Ein Modell davon steht bei Deep Space Industries auf dem Besuchertisch im Eingangsbereich. Es passt in jeden kleinen Einkaufsrucksack und das muss es auch, denn es ist für Cube-Satelliten gedacht. »Es hat sich herausgestellt, dass dieses Antriebssystem eine Nische für Satelliten im niedrigen Orbit ausfüllt«, erzählt Stibrany. »Niemand baut einen kleinen Satelliten und befüllt ihn mit einem superteuren und giftigen Treibstoff. So etwas wird in großen, kommerziellen Kommunikationssatelliten verwendet. Für Betreiber kleiner Satelliten macht das keinen Sinn. Deshalb ist das Triebwerk nicht nur Teil unseres langfristigen Technologie-Plans, sondern deshalb verkaufen wir es außerdem.«

Warum nicht besser das Wasser elektrolytisch zerlegen, um damit einen viel besseren Wirkungsgrad zu erzielen?

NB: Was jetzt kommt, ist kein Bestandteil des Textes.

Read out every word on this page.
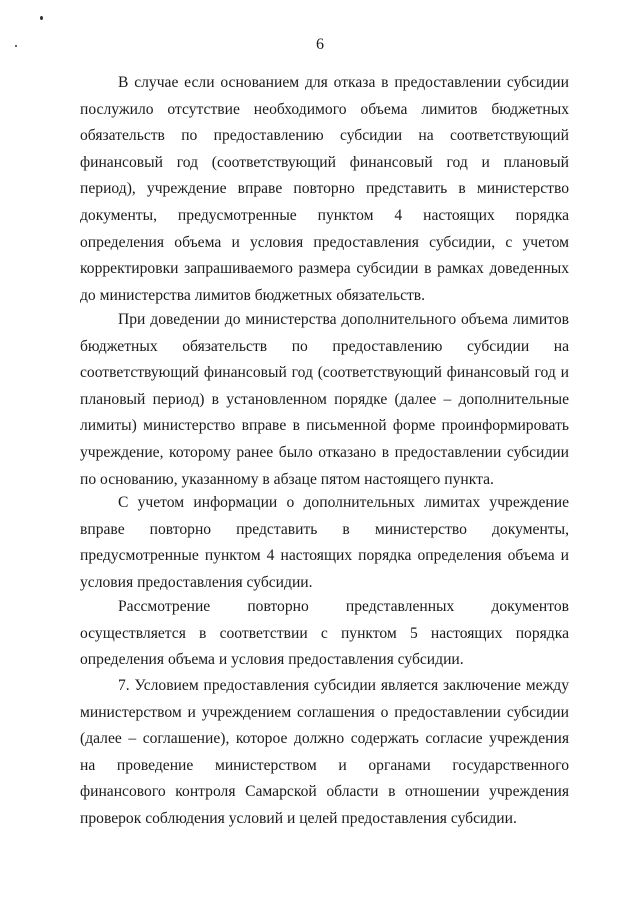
6

В случае если основанием для отказа в предоставлении субсидии послужило отсутствие необходимого объема лимитов бюджетных обязательств по предоставлению субсидии на соответствующий финансовый год (соответствующий финансовый год и плановый период), учреждение вправе повторно представить в министерство документы, предусмотренные пунктом 4 настоящих порядка определения объема и условия предоставления субсидии, с учетом корректировки запрашиваемого размера субсидии в рамках доведенных до министерства лимитов бюджетных обязательств.

При доведении до министерства дополнительного объема лимитов бюджетных обязательств по предоставлению субсидии на соответствующий финансовый год (соответствующий финансовый год и плановый период) в установленном порядке (далее – дополнительные лимиты) министерство вправе в письменной форме проинформировать учреждение, которому ранее было отказано в предоставлении субсидии по основанию, указанному в абзаце пятом настоящего пункта.

С учетом информации о дополнительных лимитах учреждение вправе повторно представить в министерство документы, предусмотренные пунктом 4 настоящих порядка определения объема и условия предоставления субсидии.

Рассмотрение повторно представленных документов осуществляется в соответствии с пунктом 5 настоящих порядка определения объема и условия предоставления субсидии.

7. Условием предоставления субсидии является заключение между министерством и учреждением соглашения о предоставлении субсидии (далее – соглашение), которое должно содержать согласие учреждения на проведение министерством и органами государственного финансового контроля Самарской области в отношении учреждения проверок соблюдения условий и целей предоставления субсидии.
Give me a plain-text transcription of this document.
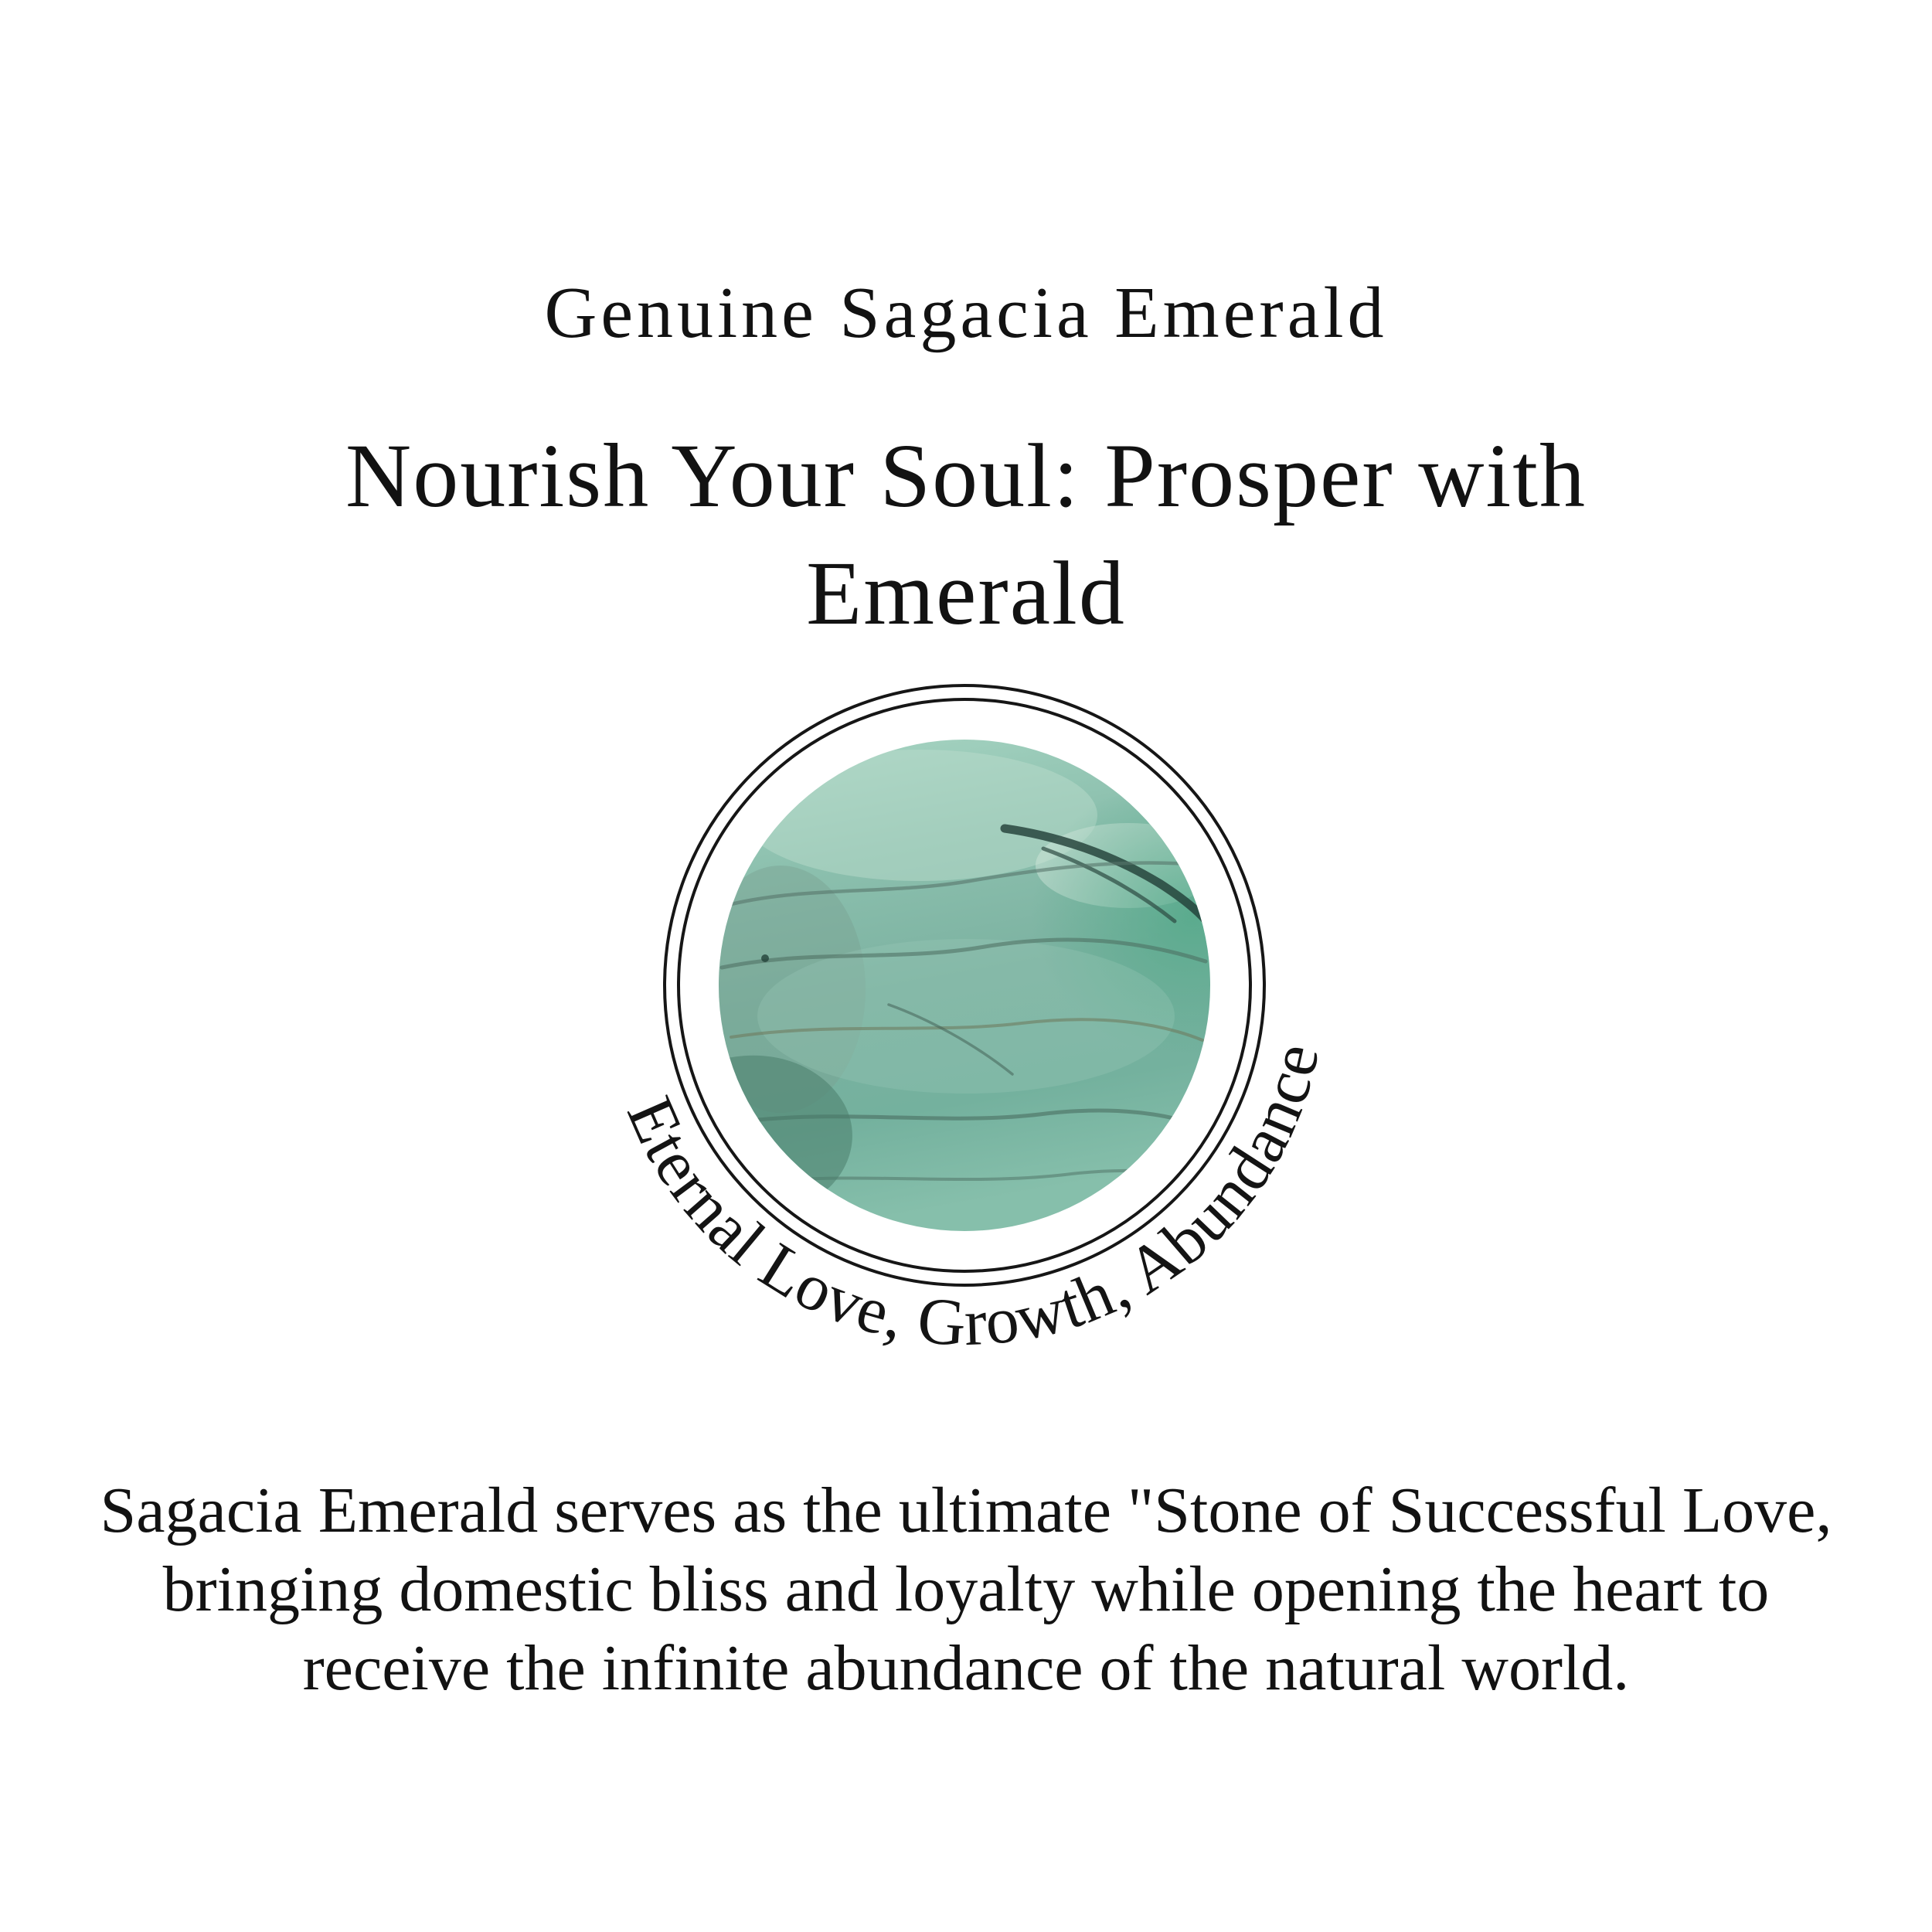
Genuine Sagacia Emerald
Nourish Your Soul: Prosper with
Emerald
Eternal Love, Growth, Abundance
Sagacia Emerald serves as the ultimate "Stone of Successful Love,
bringing domestic bliss and loyalty while opening the heart to
receive the infinite abundance of the natural world.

Schließlich gibt es Sonnenenergie en masse im Weltraum. Diese Idee ist einleuchtend, birgt jedoch einen unerwarteten Hintergrund. Denn dem Plan, Rohstoffe im Weltraum zu gewinnen, mangelt es laut Stibrany an Glaubwürdigkeit. »Das Problem ist: Es ist sehr esoterisch und schwierig, darüber zu sprechen, ohne sich dabei lächerlich zu machen«, meint Stibrany.